John would find him, eventually. Rodney knew that. It was just a matter of  _when_  once John set his mind to it.

And Atlantis would help him.   _She may downright goad him. He probably doesn't even know that he acts as an extension of Atlantis—an avatar of sorts._  

But that didn't really matter since John would find him with or without Atlantis' help.  
  
Rodney turned another corner—long ago having ceased to pay heed to his location as much as his distance-from—and stepped into the completely deserted mess.  _Like no one will look for me here?_  
  
It could work though—for awhile. A rest.  _Yeah, running around Atlantis at too-fucking-late-o'clock at night is neither smart nor wise. And you call yourself a genius.  Why don't you want John to talk to you anyway?_  
  
 _I don't want to hear platitudes. I don't deserve platitudes._  
  
Rodney weaved his way between tables and chairs, working his way back to the floor-to-ceiling windows to find the entrance to the mess' balcony. His inner-Greek-chorus having a fine time snarking back and forth.  _New subject. Why is it always balconies?_  As Rodney stepped out onto the balcony, the salt-breeze brought him slamming back into his body, quieting the voices in his head, for the first time since Collins had gone post-toast. "Oh, god." 

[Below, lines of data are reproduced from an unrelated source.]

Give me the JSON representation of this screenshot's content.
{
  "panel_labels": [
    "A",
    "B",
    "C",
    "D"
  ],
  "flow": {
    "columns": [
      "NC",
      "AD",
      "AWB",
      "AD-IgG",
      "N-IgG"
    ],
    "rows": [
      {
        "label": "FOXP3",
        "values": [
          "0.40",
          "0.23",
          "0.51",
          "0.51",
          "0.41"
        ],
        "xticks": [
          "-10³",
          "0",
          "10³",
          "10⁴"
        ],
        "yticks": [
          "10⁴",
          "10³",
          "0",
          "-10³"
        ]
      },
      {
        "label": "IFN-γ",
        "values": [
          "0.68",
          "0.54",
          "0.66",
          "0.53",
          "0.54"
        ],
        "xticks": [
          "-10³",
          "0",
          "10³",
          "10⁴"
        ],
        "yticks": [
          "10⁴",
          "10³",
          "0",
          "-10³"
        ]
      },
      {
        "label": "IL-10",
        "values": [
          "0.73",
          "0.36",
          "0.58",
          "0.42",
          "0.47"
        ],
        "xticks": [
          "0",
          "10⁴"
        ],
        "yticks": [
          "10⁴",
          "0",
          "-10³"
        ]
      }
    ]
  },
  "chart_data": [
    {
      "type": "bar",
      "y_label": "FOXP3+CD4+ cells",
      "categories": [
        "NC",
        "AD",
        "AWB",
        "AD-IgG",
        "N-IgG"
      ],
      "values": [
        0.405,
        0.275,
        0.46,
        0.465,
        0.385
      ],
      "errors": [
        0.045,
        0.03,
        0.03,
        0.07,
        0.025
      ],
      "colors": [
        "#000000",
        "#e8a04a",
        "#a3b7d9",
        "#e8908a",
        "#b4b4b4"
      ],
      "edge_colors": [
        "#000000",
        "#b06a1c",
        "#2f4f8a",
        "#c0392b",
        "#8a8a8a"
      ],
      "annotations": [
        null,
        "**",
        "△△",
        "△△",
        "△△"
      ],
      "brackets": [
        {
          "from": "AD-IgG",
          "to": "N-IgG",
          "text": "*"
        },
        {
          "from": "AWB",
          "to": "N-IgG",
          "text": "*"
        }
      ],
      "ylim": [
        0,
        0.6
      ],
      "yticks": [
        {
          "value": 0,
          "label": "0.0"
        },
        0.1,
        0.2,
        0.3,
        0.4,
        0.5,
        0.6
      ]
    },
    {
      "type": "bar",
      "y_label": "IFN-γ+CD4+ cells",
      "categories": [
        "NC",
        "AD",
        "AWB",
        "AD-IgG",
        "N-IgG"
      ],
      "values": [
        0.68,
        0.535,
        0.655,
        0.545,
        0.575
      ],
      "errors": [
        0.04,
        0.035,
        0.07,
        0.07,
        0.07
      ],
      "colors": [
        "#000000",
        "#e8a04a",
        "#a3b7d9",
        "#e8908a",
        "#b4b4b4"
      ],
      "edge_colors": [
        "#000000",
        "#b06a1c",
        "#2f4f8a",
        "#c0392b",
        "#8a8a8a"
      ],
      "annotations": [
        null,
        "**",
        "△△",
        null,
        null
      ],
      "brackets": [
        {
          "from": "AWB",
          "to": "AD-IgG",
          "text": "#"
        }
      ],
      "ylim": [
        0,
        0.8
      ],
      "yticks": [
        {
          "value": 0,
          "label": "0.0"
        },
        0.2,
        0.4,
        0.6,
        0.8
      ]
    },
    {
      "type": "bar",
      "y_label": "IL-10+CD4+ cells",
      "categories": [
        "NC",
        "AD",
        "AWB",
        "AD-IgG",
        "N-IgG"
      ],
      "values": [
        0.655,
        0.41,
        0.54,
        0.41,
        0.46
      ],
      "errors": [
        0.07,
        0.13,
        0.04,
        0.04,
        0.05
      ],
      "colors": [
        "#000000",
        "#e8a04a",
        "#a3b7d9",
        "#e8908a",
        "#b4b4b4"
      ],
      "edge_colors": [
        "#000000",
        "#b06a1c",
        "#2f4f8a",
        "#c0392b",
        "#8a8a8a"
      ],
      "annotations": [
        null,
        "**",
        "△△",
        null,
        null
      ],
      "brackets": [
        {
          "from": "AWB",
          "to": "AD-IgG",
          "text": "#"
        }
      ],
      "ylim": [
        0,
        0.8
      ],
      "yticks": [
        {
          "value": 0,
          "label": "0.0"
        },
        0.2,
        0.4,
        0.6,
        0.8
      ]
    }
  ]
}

_ohgodohgodohgodohgodohgod_

Rodney sunk to the floor, legs dangling over the edge, arms and chin resting on a cold cross-rail. "I don't think I can do this anymore."  
  
A hand came to rest on Rodney's shoulder, making him start. "Of course you can." A soft Czech-accent spoke as Radek sat carefully next to Rodney.  _Where the hell did he come from?_  They sat that way for a few moments:  Radek looking out across the dark water while Rodney beat his head against the railing.

When Rodney stopped, forehead resting against cool and smooth, Radek spoke again. "You are done pouting now? You will come back inside?"  
  
"I don't think so, Zippy."  
  
"Zelenka." Rodney turned his head to look at the vehemence in Radek's voice. "Rodney, I know you know my name. Why do you insist upon ridiculous alliteration?"  
  
 _'Cause Zelenka is what I would call you if we had just meet—assuming I was that polite, which I'm not.  It's **too**  strict and formal and I-don't-know-you. And I really didn't think you would appreciate being called Radek by me either._ Yeah, he could say that. "Sorry, Radek."  _Guess not._  Rodney turned his head to look down at the water below them.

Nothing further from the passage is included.